SCÈNE VIII

 

LES PRÉCÉDENTS, LE PARLEMENTAIRE,
MARIE-ANNE, HUSSARDS, ETC.

 

MOLITOR, à l’officier de hussards. – Ôtez le bandeau du parlementaire.

(L’officier obéit.)

POPRITCHINE, d’un ton hautain. – Le général Molitor ?

MOLITOR. – C’est moi.

POPRITCHINE. – Le feld-maréchal Souworow, avant d’attaquer le défilé de Glotten (appuyant sur les mots), défendu par vos trois bataillons, me charge de vous prévenir qu’il connaît vos forces et votre position entre Linken, Jellachich et lui. Il me charge de vous inviter, au nom de l’humanité, à bien peser les conséquences d’une résistance inutile, et de vous faire savoir qu’il vous accorde un quart d’beure pour déposer les armes.

MOLITOR. – C’est tout ?

POPRITCHINE. – Oui, c’est tout, général.

MOLITOR, d’un accent ironique, en regardant sa montre. – Un quart d’heure de réflexion… Le feld-maréchal Souworow est généreux ! moi, je lui donne vingt minutes, pour se rendre avec armes et bagages.

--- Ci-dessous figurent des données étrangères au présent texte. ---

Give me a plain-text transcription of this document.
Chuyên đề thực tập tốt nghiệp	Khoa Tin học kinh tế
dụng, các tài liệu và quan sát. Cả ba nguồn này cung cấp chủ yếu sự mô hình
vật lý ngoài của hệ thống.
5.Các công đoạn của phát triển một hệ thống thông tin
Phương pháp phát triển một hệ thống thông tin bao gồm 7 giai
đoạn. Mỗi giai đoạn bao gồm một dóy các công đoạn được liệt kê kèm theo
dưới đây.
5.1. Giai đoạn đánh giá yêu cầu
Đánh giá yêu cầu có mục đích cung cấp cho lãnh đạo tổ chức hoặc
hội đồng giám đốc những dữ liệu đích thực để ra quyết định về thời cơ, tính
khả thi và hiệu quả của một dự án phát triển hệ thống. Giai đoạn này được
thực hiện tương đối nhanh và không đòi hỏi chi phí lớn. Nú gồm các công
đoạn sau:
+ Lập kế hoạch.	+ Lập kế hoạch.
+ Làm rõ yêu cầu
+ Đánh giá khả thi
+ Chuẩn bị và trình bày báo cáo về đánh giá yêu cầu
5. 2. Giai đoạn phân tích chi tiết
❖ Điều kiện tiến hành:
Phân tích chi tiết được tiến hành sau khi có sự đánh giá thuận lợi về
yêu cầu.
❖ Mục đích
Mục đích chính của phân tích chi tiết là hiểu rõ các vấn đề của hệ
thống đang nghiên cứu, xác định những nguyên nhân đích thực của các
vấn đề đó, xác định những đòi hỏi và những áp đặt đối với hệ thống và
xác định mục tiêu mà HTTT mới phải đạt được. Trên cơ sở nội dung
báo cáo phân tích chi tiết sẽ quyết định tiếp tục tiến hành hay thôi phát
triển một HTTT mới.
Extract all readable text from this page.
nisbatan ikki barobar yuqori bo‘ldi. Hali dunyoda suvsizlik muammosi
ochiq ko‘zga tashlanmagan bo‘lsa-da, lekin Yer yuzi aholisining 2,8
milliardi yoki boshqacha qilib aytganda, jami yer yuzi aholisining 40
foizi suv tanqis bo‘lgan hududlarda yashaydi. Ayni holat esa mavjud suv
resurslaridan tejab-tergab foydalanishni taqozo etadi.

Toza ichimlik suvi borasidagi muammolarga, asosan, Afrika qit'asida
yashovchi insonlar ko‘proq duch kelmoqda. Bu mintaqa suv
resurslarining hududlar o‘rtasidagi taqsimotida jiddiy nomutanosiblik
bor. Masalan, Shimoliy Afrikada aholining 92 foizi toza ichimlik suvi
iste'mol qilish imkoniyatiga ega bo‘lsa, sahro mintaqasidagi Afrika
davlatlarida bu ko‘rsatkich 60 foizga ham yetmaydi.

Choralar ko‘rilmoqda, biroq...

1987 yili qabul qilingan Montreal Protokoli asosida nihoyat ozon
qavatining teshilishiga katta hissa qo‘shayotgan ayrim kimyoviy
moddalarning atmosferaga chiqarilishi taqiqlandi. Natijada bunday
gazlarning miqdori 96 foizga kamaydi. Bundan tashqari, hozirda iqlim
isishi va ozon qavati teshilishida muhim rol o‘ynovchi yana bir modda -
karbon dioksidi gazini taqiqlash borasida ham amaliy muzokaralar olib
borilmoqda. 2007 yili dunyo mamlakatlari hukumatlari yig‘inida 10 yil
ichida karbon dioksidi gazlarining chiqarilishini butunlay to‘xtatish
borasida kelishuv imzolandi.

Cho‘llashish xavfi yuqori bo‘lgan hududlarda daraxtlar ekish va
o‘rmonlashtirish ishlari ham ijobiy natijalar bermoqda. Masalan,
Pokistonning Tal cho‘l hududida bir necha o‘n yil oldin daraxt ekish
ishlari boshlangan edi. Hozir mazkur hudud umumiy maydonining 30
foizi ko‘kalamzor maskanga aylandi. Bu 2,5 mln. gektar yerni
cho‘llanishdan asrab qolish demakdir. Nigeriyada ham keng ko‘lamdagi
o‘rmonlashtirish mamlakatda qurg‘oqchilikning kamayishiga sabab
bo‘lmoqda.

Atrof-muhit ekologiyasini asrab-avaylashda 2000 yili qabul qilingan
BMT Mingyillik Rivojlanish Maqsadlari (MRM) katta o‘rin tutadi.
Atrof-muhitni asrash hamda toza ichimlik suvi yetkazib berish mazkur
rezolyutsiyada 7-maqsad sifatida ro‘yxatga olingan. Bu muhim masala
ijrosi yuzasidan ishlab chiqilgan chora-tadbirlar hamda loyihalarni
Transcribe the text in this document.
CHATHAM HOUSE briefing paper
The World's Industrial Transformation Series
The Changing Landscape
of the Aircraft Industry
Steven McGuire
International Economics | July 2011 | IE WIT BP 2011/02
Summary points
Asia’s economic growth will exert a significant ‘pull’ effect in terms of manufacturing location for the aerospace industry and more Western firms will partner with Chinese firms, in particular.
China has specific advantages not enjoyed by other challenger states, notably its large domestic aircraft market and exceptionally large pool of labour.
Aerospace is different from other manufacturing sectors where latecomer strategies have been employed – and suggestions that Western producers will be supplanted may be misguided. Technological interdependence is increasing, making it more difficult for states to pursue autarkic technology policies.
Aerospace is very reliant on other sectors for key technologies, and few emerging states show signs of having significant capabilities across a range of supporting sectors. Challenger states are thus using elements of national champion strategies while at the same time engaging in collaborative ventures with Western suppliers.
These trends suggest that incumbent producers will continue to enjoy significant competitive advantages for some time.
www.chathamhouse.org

C’est également au nom de l’humanité que je lui parle. Sa position m’est parfaitement connue : il a Lecourbe en queue ; dans quelques heures il aura Soult et Masséna en flanc, et, en attendant, il a Molitor en tête. (D’un accent indigné.) Dites à Son Excellence que le temps de la jactance est passé, que de pareils moyens peuvent réussir avec des Turcs ; mais que les Français trouvent ridicule toute sommation de ce genre, quand on n’est plus en état de joindre les actes à la menace. – Dites-lui que Linken et Jellachich sont battus… Que Jellachich a repassé les montagnes de Keresen, et que Linken est en pleine retraite sur les Grisons. – Qu’il réfléchisse à mon invitation… Quand une porte est fermée, on est heureux quelquefois de s’échapper par les fenêtres.

POPRITCHINE, d’un ton sec et dur, en regardant sa montre. – Vous avez encore dix minutes.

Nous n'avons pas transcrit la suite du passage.